Crea danni? Sì. Cosa non lo fa, però? E cosa non ne ha fatti di enormi, tutto il resto? Con questo non voglio dire che i filtri non possano in qualche modo influenzare la salute mentale di tutti noi, ma è comunque solo una parte di un breakdown che potrebbe avvenire per tutti i fattori correlati - di cui il filtro è solo l’ennesima conseguenza, più che una causa.
Social media equivale ad apparenza, sì. Alla cultura dell’aesthetic. Dei meme fritti, delle immagini brutte ma dei nostri corpi standard, belli, comprensibili, glamour, magri, atletici. L’algoritmo di TikTok ti premia se sei così, ti affossa se sei grass-, ad esempio. Ma è colpa del codice o colpa della nostra società?
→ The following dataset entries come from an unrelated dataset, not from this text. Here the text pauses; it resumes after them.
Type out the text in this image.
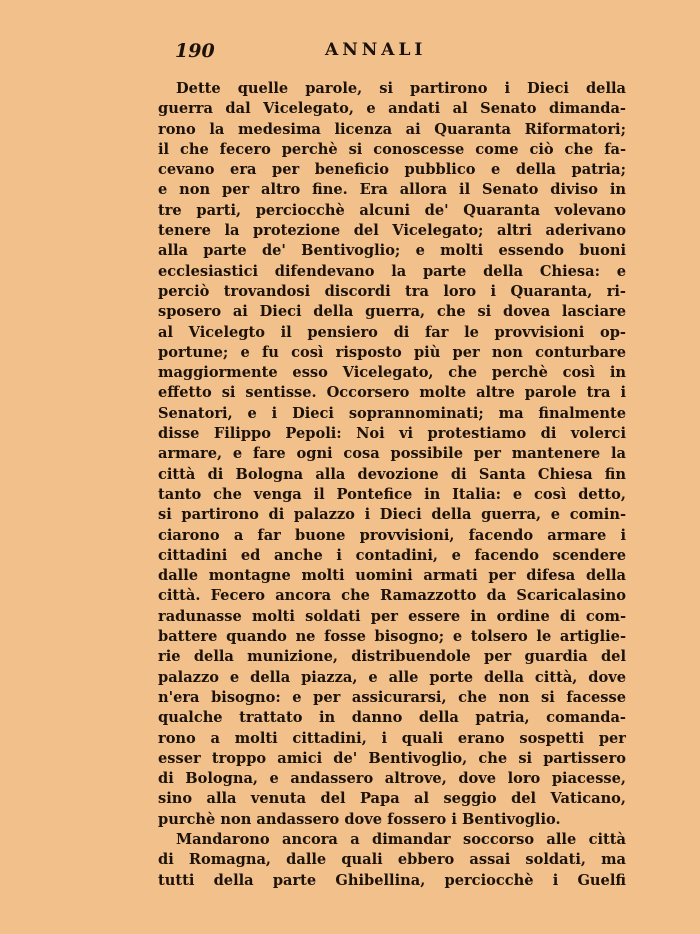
190	ANNALI
Dette quelle parole, si partirono i Dieci della
guerra dal Vicelegato, e andati al Senato dimanda-
rono la medesima licenza ai Quaranta Riformatori;
il che fecero perchè si conoscesse come ciò che fa-
cevano era per beneficio pubblico e della patria;
e non per altro fine. Era allora il Senato diviso in
tre parti, perciocchè alcuni de' Quaranta volevano
tenere la protezione del Vicelegato; altri aderivano
alla parte de' Bentivoglio; e molti essendo buoni
ecclesiastici difendevano la parte della Chiesa: e
perciò trovandosi discordi tra loro i Quaranta, ri-
sposero ai Dieci della guerra, che si dovea lasciare
al Vicelegto il pensiero di far le provvisioni op-
portune; e fu così risposto più per non conturbare
maggiormente esso Vicelegato, che perchè così in
effetto si sentisse. Occorsero molte altre parole tra i
Senatori, e i Dieci soprannominati; ma finalmente
disse Filippo Pepoli: Noi vi protestiamo di volerci
armare, e fare ogni cosa possibile per mantenere la
città di Bologna alla devozione di Santa Chiesa fin
tanto che venga il Pontefice in Italia: e così detto,
si partirono di palazzo i Dieci della guerra, e comin-
ciarono a far buone provvisioni, facendo armare i
cittadini ed anche i contadini, e facendo scendere
dalle montagne molti uomini armati per difesa della
città. Fecero ancora che Ramazzotto da Scaricalasino
radunasse molti soldati per essere in ordine di com-
battere quando ne fosse bisogno; e tolsero le artiglie-
rie della munizione, distribuendole per guardia del
palazzo e della piazza, e alle porte della città, dove
n'era bisogno: e per assicurarsi, che non si facesse
qualche trattato in danno della patria, comanda-
rono a molti cittadini, i quali erano sospetti per
esser troppo amici de' Bentivoglio, che si partissero
di Bologna, e andassero altrove, dove loro piacesse,
sino alla venuta del Papa al seggio del Vaticano,
purchè non andassero dove fossero i Bentivoglio.
Mandarono ancora a dimandar soccorso alle città
di Romagna, dalle quali ebbero assai soldati, ma
tutti della parte Ghibellina, perciocchè i Guelfi
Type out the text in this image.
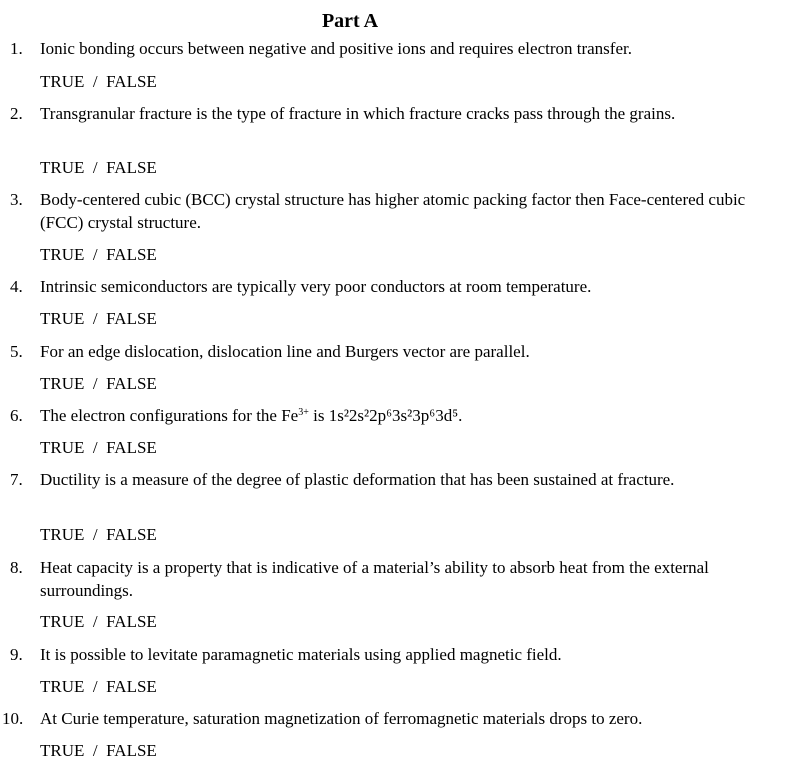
Part A
1.	Ionic bonding occurs between negative and positive ions and requires electron transfer.
TRUE  /  FALSE
2.	Transgranular fracture is the type of fracture in which fracture cracks pass through the grains.
TRUE  /  FALSE
3.	Body-centered cubic (BCC) crystal structure has higher atomic packing factor then Face-centered cubic (FCC) crystal structure.
TRUE  /  FALSE
4.	Intrinsic semiconductors are typically very poor conductors at room temperature.
TRUE  /  FALSE
5.	For an edge dislocation, dislocation line and Burgers vector are parallel.
TRUE  /  FALSE
6.	The electron configurations for the $Fe^{3+}$ is 1s²2s²2p⁶3s²3p⁶3d⁵.
TRUE  /  FALSE
7.	Ductility is a measure of the degree of plastic deformation that has been sustained at fracture.
TRUE  /  FALSE
8.	Heat capacity is a property that is indicative of a material’s ability to absorb heat from the external surroundings.
TRUE  /  FALSE
9.	It is possible to levitate paramagnetic materials using applied magnetic field.
TRUE  /  FALSE
10. At Curie temperature, saturation magnetization of ferromagnetic materials drops to zero.
TRUE  /  FALSE
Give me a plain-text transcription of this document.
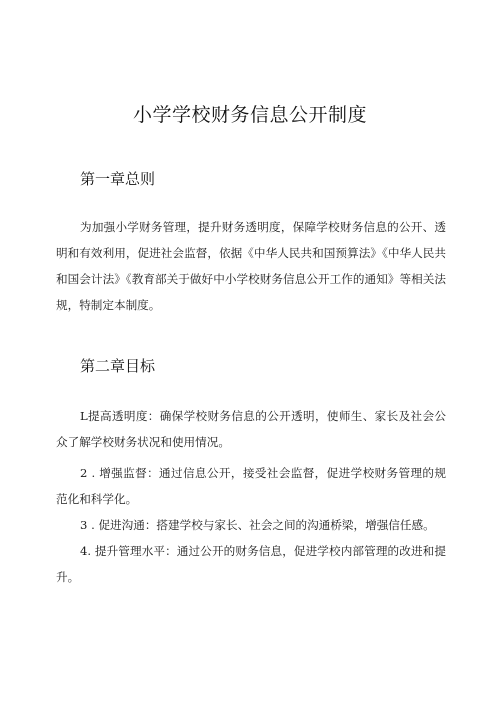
小学学校财务信息公开制度
第一章总则

为加强小学财务管理，提升财务透明度，保障学校财务信息的公开、透明和有效利用，促进社会监督，依据《中华人民共和国预算法》《中华人民共和国会计法》《教育部关于做好中小学校财务信息公开工作的通知》等相关法规，特制定本制度。

第二章目标

L提高透明度：确保学校财务信息的公开透明，使师生、家长及社会公众了解学校财务状况和使用情况。

2 . 增强监督：通过信息公开，接受社会监督，促进学校财务管理的规范化和科学化。

3 . 促进沟通：搭建学校与家长、社会之间的沟通桥梁，增强信任感。

4. 提升管理水平：通过公开的财务信息，促进学校内部管理的改进和提升。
Poveri algoritmi. Li insultiamo tutti i giorni, ma sono loro che modellano le nostre fyp (for you page), ci aiutano a trovare le canzoni simili a quelle che ci piacciono, che ci forniscono le informazioni che stiamo cercando durante un dibattito per vincerlo, trovano le ricette particolari o il gadget da comprare a un prezzo vantaggioso.
Li insultiamo oggi che i social media rendono insostenibile la parte network, ma ci eravamo sposatei con la SEO qualche anno fa. Facevamo i salti mortali per scrivere ciò che voleva Lui, e oggi questo è il risultato: un web fatto di spazzatura, perché non abbiamo lasciato che il codice ci aiutasse - abbiamo preferito assecondarlo, nutrirlo con i nostri pregiudizi. Oggi l’algoritmo è mutevole, a servizio del privato, quindi non ci piace più questo gioco in cui non siamo più in controllo. Flash news: è sempre stato così, ma eravamo drogati dalla novità e dalle possibilità lavorative. Sta succedendo lo stesso con l’AI. Affascinante, l’intelligenza artificiale e i suoi mille usi. Incredibile, pensando che appunto, dieci anni fa c’era la suoneria polifonica del gattino Virgola e ora possiamo generare un’illustrazione in pochi minuti. Ma anche qui, colpevole.
La SEO, i filtri, l’AI, i social media, gli algoritmi, sono figliei nostri. Assicuriamoci che, dando la colpa a loro, si punti il dito contro di noi. E si inizi a riflettere sul fatto che se l’intelligenza artificiale impazzisce e inizia a scrivere insulti razzisti, è perché è modellata sui miliardi di dati che le abbiamo fornito noi. È colpa nostra, non è “impazzita”. Siamo noi i razzisti. Se si progetta un filtro di bellezza e l’utilizzo sale al 50% tra i giovani, è perché abbiamo costruito una società in cui insegniamo giorno dopo giorno che è solo con un determinato aspetto che possono ottenere risultati. È colpa nostra.
Come al solito, riflettiamoci, insieme.